Her hands shook. This was a bad idea. Every instinct told her to ignore what might be inside the sealed envelope. She hadn’t loved Gabe. He knew that. She knew that. It wasn’t all that difficult to understand. But he had felt much more for her than she had for him. She wasn’t sure if she could handle those feelings laid bare on paper. But curiosity got the best of her and she found herself opening it anyway.
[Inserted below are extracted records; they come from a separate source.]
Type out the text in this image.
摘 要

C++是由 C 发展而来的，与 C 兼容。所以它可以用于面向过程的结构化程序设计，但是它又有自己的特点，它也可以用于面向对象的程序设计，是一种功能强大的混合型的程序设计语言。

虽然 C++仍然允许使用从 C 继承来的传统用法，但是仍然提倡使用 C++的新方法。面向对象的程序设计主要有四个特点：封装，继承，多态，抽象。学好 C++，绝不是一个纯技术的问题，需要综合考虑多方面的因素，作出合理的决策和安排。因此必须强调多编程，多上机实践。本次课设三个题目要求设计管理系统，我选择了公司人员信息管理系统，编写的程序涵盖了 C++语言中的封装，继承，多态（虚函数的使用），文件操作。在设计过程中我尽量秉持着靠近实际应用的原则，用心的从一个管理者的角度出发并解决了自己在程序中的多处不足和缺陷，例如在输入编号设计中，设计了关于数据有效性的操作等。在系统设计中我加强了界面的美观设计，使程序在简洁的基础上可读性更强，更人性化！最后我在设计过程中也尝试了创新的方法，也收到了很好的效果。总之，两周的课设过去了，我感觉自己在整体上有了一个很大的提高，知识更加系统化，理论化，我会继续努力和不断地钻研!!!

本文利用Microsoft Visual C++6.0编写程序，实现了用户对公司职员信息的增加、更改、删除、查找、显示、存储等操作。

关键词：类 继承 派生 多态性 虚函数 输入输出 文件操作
There was a single sheet inside, folded into thirds. She looked at it for a long while, not wanting to see what Gabe had written. Was it worse to ignore it or just break down and read? She unfolded the paper. He had nice, neat, impeccably printed handwriting.
Dear Caroline:
If you’re reading this, I didn’t make it back. And that’s okay. I’ve had a pretty good life. I should have done more with it than I have. Hopefully I went out doing something important.
I wasn’t sure what to put in here. I’ve never done this before. I guess I could have written to all of you – including Jones, Gig, and Crunch – but I’m not sure they need to hear what I want to say.
I know you feel alone. That you think your time at the Fed broke you. It didn’t. I remember what you were like before the government fell. So much of that is still in you. I hope you hold onto it.